Rheumatologists have become familiar with the benefits and proven long- term tolerability profile of ENBREL since it became commercially available nearly five years ago. More than 200,000 patients have been treated worldwide across indications. ENBREL (etanercept) acts by binding TNF, one of the dominant inflammatory cytokines or regulatory proteins that play an important role in both normal immune function and the cascade of reactions that causes the inflammatory process of psoriatic arthritis and RA. The binding of ENBREL to TNF renders the bound TNF biologically inactive, which can result in significant reduction in inflammatory activity.
Since the product was first introduced, serious infections, some involving death, have been reported in patients using ENBREL. ENBREL should be discontinued in patients with serious infections. Patients should not start ENBREL if they have an infection of any type or an allergy to ENBREL or its components. ENBREL should be used with caution in patients prone to infection.
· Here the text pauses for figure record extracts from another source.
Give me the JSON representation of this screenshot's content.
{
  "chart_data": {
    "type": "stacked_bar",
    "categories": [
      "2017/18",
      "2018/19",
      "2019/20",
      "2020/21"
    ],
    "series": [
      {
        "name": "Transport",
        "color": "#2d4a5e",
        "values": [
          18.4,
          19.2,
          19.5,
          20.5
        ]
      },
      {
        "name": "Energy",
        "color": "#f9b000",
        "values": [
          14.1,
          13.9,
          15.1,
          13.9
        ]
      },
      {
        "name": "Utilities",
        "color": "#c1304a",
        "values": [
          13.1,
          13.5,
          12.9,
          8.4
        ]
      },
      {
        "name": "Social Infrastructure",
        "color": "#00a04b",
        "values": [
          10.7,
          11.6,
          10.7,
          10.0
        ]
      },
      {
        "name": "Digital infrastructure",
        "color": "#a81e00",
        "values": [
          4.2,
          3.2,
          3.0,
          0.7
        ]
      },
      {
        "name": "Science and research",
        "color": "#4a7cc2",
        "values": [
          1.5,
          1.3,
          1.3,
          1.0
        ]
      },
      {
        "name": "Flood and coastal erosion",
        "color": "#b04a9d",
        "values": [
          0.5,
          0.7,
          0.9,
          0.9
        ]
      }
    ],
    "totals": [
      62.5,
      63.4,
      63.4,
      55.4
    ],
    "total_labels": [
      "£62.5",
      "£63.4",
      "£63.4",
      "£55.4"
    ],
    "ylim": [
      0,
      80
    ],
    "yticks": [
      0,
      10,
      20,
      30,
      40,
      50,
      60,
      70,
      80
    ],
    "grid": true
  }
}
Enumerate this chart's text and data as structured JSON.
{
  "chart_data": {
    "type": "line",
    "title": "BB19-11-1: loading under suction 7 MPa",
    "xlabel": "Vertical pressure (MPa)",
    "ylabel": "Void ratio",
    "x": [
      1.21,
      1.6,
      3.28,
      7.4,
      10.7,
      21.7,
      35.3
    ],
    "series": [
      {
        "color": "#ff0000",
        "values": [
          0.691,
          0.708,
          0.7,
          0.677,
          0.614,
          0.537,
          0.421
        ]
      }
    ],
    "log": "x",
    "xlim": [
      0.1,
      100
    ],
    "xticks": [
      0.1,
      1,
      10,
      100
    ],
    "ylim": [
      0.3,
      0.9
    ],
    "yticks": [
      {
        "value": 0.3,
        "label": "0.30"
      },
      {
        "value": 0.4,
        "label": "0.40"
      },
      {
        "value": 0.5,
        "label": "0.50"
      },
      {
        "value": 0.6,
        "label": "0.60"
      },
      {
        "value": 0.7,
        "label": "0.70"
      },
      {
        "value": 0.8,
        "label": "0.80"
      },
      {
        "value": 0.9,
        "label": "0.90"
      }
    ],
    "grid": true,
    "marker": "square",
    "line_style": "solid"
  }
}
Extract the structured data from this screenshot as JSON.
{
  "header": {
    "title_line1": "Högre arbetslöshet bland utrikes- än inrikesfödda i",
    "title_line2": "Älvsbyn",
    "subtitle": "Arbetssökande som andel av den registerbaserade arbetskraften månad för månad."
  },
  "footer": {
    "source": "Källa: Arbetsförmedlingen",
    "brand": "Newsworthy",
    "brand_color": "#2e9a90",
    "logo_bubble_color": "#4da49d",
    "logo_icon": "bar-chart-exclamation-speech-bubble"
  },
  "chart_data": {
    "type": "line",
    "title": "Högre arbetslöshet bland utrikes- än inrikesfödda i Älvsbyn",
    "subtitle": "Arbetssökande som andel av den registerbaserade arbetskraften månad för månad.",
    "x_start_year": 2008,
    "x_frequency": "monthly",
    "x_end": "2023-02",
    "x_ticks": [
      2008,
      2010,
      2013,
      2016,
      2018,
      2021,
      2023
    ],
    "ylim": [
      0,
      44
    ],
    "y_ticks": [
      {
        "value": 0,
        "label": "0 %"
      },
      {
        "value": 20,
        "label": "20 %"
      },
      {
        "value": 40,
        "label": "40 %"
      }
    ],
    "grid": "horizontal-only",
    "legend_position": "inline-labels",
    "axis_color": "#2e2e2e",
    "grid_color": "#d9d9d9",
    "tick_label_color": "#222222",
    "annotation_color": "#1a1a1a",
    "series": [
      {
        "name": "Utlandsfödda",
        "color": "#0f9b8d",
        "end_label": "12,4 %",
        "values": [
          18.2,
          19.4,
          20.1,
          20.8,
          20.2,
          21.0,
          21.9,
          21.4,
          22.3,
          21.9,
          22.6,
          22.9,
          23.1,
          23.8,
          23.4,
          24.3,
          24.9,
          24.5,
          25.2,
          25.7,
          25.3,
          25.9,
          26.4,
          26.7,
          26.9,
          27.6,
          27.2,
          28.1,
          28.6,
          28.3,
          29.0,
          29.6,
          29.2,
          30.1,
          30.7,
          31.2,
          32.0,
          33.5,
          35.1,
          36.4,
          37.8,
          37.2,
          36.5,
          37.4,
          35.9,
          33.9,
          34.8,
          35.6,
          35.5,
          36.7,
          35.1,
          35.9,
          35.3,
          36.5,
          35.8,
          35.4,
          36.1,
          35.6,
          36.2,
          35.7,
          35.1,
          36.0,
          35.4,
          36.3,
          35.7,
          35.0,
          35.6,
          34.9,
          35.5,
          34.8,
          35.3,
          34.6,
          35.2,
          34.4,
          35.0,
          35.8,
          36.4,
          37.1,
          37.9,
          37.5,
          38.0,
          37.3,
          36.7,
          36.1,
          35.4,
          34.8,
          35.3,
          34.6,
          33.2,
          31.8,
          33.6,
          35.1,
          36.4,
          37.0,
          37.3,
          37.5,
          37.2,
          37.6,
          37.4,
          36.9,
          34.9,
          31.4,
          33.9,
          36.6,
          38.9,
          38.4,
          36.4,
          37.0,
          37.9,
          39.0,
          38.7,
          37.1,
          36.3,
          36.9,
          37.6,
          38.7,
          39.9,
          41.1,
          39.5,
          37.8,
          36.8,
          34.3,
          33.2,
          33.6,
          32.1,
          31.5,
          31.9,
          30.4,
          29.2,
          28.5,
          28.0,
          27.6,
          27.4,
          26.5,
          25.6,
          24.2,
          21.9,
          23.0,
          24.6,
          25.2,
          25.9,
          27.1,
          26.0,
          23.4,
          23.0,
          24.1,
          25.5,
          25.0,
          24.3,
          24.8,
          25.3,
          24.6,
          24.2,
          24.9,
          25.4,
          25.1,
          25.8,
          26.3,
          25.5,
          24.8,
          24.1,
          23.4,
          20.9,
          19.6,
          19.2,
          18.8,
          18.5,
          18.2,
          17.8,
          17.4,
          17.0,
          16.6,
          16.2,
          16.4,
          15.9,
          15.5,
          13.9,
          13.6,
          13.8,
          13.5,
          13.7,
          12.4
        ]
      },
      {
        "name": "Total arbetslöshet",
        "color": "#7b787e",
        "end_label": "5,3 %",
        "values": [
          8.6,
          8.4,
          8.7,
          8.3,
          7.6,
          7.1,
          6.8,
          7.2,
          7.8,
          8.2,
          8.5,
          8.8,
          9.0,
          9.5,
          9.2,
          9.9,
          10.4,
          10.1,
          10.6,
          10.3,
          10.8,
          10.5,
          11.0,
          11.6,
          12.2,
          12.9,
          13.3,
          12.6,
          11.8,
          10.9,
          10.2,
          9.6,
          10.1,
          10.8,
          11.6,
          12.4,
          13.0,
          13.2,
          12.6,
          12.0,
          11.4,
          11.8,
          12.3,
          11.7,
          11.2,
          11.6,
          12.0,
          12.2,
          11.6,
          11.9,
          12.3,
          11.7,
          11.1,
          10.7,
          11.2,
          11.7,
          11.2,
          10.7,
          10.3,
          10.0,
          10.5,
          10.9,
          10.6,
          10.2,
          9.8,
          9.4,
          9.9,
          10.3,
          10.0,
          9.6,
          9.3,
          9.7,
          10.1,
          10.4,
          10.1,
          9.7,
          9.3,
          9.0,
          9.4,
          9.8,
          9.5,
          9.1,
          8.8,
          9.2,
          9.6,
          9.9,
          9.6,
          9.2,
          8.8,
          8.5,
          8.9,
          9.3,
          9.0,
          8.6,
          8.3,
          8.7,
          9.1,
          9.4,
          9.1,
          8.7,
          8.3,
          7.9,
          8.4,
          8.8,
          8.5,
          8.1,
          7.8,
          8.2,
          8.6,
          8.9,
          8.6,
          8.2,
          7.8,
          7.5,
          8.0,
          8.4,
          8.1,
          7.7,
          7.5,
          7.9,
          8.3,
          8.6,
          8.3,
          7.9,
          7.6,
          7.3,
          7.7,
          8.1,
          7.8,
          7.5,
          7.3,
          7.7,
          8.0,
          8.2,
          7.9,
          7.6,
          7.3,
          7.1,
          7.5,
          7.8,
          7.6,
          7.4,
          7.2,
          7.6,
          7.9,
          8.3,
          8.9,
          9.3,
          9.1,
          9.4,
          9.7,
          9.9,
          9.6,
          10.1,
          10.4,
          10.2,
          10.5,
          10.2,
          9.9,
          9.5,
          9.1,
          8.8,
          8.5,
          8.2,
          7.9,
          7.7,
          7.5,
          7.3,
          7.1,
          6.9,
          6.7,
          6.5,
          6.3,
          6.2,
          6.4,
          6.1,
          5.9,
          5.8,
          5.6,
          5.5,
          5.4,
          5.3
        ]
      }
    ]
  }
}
There have been reports of serious nervous-system disorders such as multiple sclerosis and/or inflammation of the nerves of the eyes. Patients should inform their doctor if they ever have had any of these disorders or if they develop them after starting ENBREL. There also have been rare reports of serious blood disorders, some involving death.
Patients should contact their doctor immediately if they develop symptoms such as persistent fever, bruising, bleeding, or paleness. It is unclear if ENBREL has caused these nervous-system or blood disorders. If a patient's doctor confirms serious blood problems, patients may need to stop using ENBREL.
The most frequent adverse events in clinical trials were injection-site reactions (ISRs) (37%), infections (35%), and headache (17%). Malignancies were rare. Only the rate of ISRs was higher than that of placebo.